Confprofessioni ha presentato al Senato le osservazioni dei liberi professionisti al disegno di legge (ddl) delega in materia di lavoro. Confprofessioni commenta il DDL delega sul Lavoro: “Progetto ambizioso che può creare occupazione, se calato nella realtà di tutti i settori produttivi, comprese le professioni” ha dichiarato il presidente di Confprofessioni, Gaetano Stella, intervenuto alla commissione Lavoro del Senato, purché gli interventi strutturali vengano inquadrati in una visione a 360 gradi: “Servono interventi strutturali per rendere organica ed efficace la riforma del lavoro”.

Sono positivi la razionalizzazione degli ammortizzatori sociali, l’universalizzazione delle tutele e il riordino delle forme contrattuali, “ma su alcune questioni fondamentali quali il sostegno al reddito e le politiche attive sarà inevitabile riflettere sul capitolo dei costi, in quanto sono difficilmente ipotizzabili misure a costo zero” ha precisato il presidente di Confprofessioni, evidenziando l’autonomia negoziale delle parti sociali che,  tramite la contrattazione collettiva, possono declinare alle specificità dei singoli settori la regolazione del mercato del lavoro.

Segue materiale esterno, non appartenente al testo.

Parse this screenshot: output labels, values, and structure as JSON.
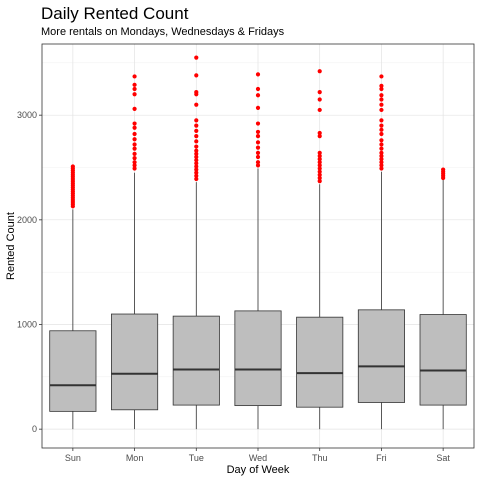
{
  "chart_data": {
    "type": "boxplot",
    "title": "Daily Rented Count",
    "subtitle": "More rentals on Mondays, Wednesdays & Fridays",
    "xlabel": "Day of Week",
    "ylabel": "Rented Count",
    "categories": [
      "Sun",
      "Mon",
      "Tue",
      "Wed",
      "Thu",
      "Fri",
      "Sat"
    ],
    "ylim": [
      -180,
      3680
    ],
    "yticks": [
      0,
      1000,
      2000,
      3000
    ],
    "grid": true,
    "box_fill": "#bebebe",
    "outlier_color": "#ff0000",
    "boxes": [
      {
        "min": 0,
        "q1": 170,
        "median": 420,
        "q3": 940,
        "max": 2100,
        "outliers": [
          2130,
          2150,
          2170,
          2190,
          2210,
          2230,
          2250,
          2270,
          2290,
          2310,
          2330,
          2350,
          2370,
          2390,
          2410,
          2430,
          2450,
          2470,
          2490,
          2510
        ]
      },
      {
        "min": 0,
        "q1": 185,
        "median": 530,
        "q3": 1100,
        "max": 2450,
        "outliers": [
          2490,
          2520,
          2550,
          2590,
          2630,
          2680,
          2720,
          2770,
          2820,
          2880,
          2920,
          3060,
          3200,
          3250,
          3290,
          3370
        ]
      },
      {
        "min": 0,
        "q1": 230,
        "median": 570,
        "q3": 1080,
        "max": 2360,
        "outliers": [
          2390,
          2420,
          2450,
          2480,
          2510,
          2540,
          2570,
          2600,
          2630,
          2660,
          2700,
          2750,
          2800,
          2850,
          2900,
          2950,
          3100,
          3200,
          3220,
          3380,
          3550
        ]
      },
      {
        "min": 0,
        "q1": 225,
        "median": 570,
        "q3": 1130,
        "max": 2490,
        "outliers": [
          2520,
          2550,
          2600,
          2640,
          2690,
          2740,
          2800,
          2840,
          2920,
          3070,
          3190,
          3250,
          3390
        ]
      },
      {
        "min": 0,
        "q1": 210,
        "median": 535,
        "q3": 1070,
        "max": 2340,
        "outliers": [
          2370,
          2400,
          2430,
          2460,
          2490,
          2520,
          2550,
          2580,
          2610,
          2640,
          2800,
          2830,
          3050,
          3150,
          3220,
          3420
        ]
      },
      {
        "min": 0,
        "q1": 255,
        "median": 600,
        "q3": 1140,
        "max": 2460,
        "outliers": [
          2490,
          2520,
          2550,
          2580,
          2610,
          2640,
          2680,
          2720,
          2760,
          2820,
          2860,
          2900,
          2950,
          3050,
          3100,
          3150,
          3190,
          3250,
          3280,
          3370
        ]
      },
      {
        "min": 0,
        "q1": 230,
        "median": 560,
        "q3": 1095,
        "max": 2380,
        "outliers": [
          2400,
          2420,
          2440,
          2460,
          2480
        ]
      }
    ]
  }
}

Confprofessioni commenta il DDL delega sul Lavoro
Confprofessioni commenta il DDL delega sul Lavoro

La Confederazione italiana libere professioni ritiene che riordinare gli ammortizzatori sociali vada nella giusta direzione, ma dovrebbe promuovere maggiormente l’integrazione tra pubblico e privato per agganciare le politiche attive del lavoro. Inoltre bisogna mettere l’accento suylla produttività: “È importante valorizzare la sinergia pubblico privato sia nel campo degli ammortizzatori sociali sia in quello dell’intermediazione nell’incontro tra domanda e offerta di lavoro” – ha sottolineato Stella. “Deve poi riflettersi nell’ambito del riordino delle tipologie contrattuali sull’introduzione di un contratto a salario di ingresso minimo concordato e potenziare la crescita della parte economica rendendo strutturali gli sgravi contributivi e fiscali sulle retribuzioni legate alla produttività. Di produttività tra l’altro non si parla nella delega”.